Baux d'habitation : date
d'effet de la proposition d'un nouveau loyer
Cass. 3e civ., 27 mars 2002,
nº 00-21.752, nº 597 P + B
Une offre de
renouvellement prématurée, assortie de la proposition d'un nouveau loyer, n'est
pas nulle, mais ses effets sont reportés à l'échéance pour laquelle elle aurait
dû être délivrée.
L'article 17 c de la loi du 6 juillet 1989 permet au bailleur, au moins six mois avant la fin de chaque échéance du bail, de proposer au locataire un renouvellement du contrat à un loyer réévalué, lorsqu'il apparaît que celui-ci est manifestement sous-évalué. Les conditions de forme posées par cet article doivent alors être respectées.
Un bailleur personne morale avait délivré, le 15 novembre 1996, à ses locataires, une proposition de renouvellement du bail avec un nouveau loyer, pour un terme qu'il fixait au 30 juin 1997. Ceux-ci n'ayant pas répondu dans le délai qui leur était imparti, il les a assignés en fixation du montant du loyer. La cour d'appel a considéré que cette proposition était nulle, car elle n'indiquait pas la date exacte du renouvellement.

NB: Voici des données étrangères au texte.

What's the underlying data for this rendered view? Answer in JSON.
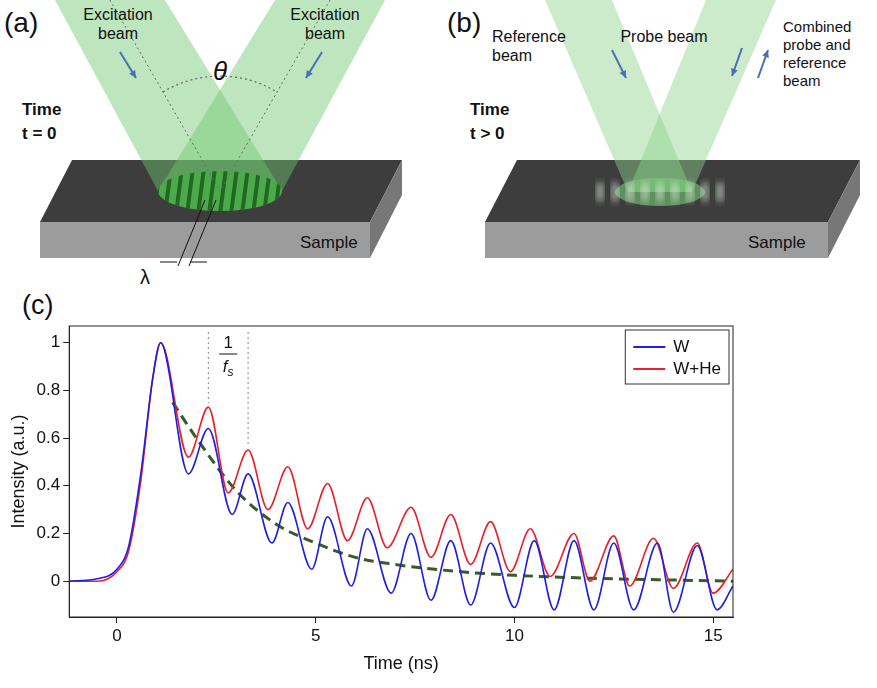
{
  "panels": {
    "a": {
      "letter": "(a)",
      "beam_labels": [
        "Excitation beam",
        "Excitation beam"
      ],
      "angle_label": "θ",
      "time_label": "Time",
      "time_value": "t = 0",
      "wavelength_label": "λ",
      "sample_label": "Sample"
    },
    "b": {
      "letter": "(b)",
      "beam_labels": [
        "Reference beam",
        "Probe beam",
        "Combined probe and reference beam"
      ],
      "time_label": "Time",
      "time_value": "t > 0",
      "sample_label": "Sample"
    }
  },
  "chart_data": {
    "letter": "(c)",
    "type": "line",
    "x_label": "Time (ns)",
    "y_label": "Intensity (a.u.)",
    "xlim": [
      -1.2,
      15.5
    ],
    "xticks": [
      0,
      5,
      10,
      15
    ],
    "ylim": [
      -0.15,
      1.07
    ],
    "yticks": [
      0,
      0.2,
      0.4,
      0.6,
      0.8,
      1
    ],
    "grid": false,
    "legend": "upper right",
    "annotation": {
      "numerator": "1",
      "denominator": "f",
      "subscript": "s",
      "x": [
        2.3,
        3.3
      ]
    },
    "series": [
      {
        "name": "W",
        "color": "#1f1fe0",
        "x": [
          -1.2,
          -0.5,
          0,
          0.3,
          0.6,
          0.9,
          1.1,
          1.8,
          2.3,
          2.9,
          3.3,
          3.9,
          4.3,
          4.9,
          5.3,
          5.9,
          6.3,
          6.9,
          7.4,
          7.9,
          8.4,
          8.9,
          9.4,
          10.0,
          10.5,
          11.0,
          11.5,
          12.0,
          12.5,
          13.0,
          13.6,
          14.0,
          14.6,
          15.1,
          15.5
        ],
        "values": [
          0,
          0.01,
          0.05,
          0.15,
          0.45,
          0.85,
          1.0,
          0.45,
          0.64,
          0.28,
          0.45,
          0.16,
          0.33,
          0.05,
          0.27,
          -0.02,
          0.22,
          -0.05,
          0.2,
          -0.08,
          0.17,
          -0.1,
          0.16,
          -0.11,
          0.17,
          -0.12,
          0.17,
          -0.12,
          0.16,
          -0.12,
          0.16,
          -0.13,
          0.15,
          -0.12,
          -0.02
        ]
      },
      {
        "name": "W+He",
        "color": "#e8202a",
        "x": [
          -1.2,
          -0.5,
          0,
          0.3,
          0.6,
          0.9,
          1.1,
          1.8,
          2.3,
          2.8,
          3.3,
          3.8,
          4.3,
          4.8,
          5.3,
          5.8,
          6.3,
          6.8,
          7.4,
          7.9,
          8.4,
          8.9,
          9.4,
          9.9,
          10.4,
          10.9,
          11.5,
          11.9,
          12.5,
          12.9,
          13.5,
          14.0,
          14.6,
          15.0,
          15.5
        ],
        "values": [
          0,
          0,
          0.04,
          0.13,
          0.42,
          0.85,
          1.0,
          0.52,
          0.73,
          0.37,
          0.55,
          0.3,
          0.48,
          0.22,
          0.41,
          0.17,
          0.35,
          0.14,
          0.31,
          0.1,
          0.28,
          0.07,
          0.25,
          0.04,
          0.22,
          0.02,
          0.2,
          0,
          0.19,
          -0.02,
          0.18,
          -0.03,
          0.16,
          -0.05,
          0.05
        ]
      },
      {
        "color": "#3a5a2a",
        "line_style": "dashed",
        "x": [
          1.4,
          2,
          3,
          4,
          5,
          6,
          7,
          8,
          9,
          10,
          12,
          14,
          15.5
        ],
        "values": [
          0.75,
          0.6,
          0.38,
          0.24,
          0.16,
          0.1,
          0.07,
          0.05,
          0.035,
          0.025,
          0.012,
          0.005,
          0
        ]
      }
    ]
  }
}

En effet, le bail expirait en réalité le 30 juin 2000, puisqu'il était conclu pour six ans, le bailleur étant une personne morale. La conséquence de cette nullité était fâcheuse pour le bailleur, qui était condamné à ne pas pouvoir demander la réévaluation du loyer avant la prochaine échéance, soit le 30 juin 2006.
La Cour de cassation censure cette décision, au motif que le fait de délivrer prématurément une offre de renouvellement n'entraîne pas sa nullité, mais reporte ses effets à la date à laquelle elle aurait dû être formulée.
Cette affirmation se justifie, dans la mesure où l'article 17 c de la loi du 6 juillet 1989 ne pose que trois exigences de forme : la demande d'augmentation du loyer doit reproduire intégralement l'article 17 c, elle doit mentionner le montant du loyer demandé ainsi que la liste des références servant à la détermination de ce nouveau loyer. La date pour laquelle le renouvellement est demandé n'étant pas citée, elle ne peut être une cause de nullité, qui, par ailleurs, n'est prononcée que si l'irrégularité cause un grief au locataire en vertu de l'article 114 du nouveau code de procédure civile (Cass. 3e civ., 5 avr. 1995, nº 93-16.914). La validité de la proposition n'est donc pas conditionnée par l'indication de la date exacte du renouvellement.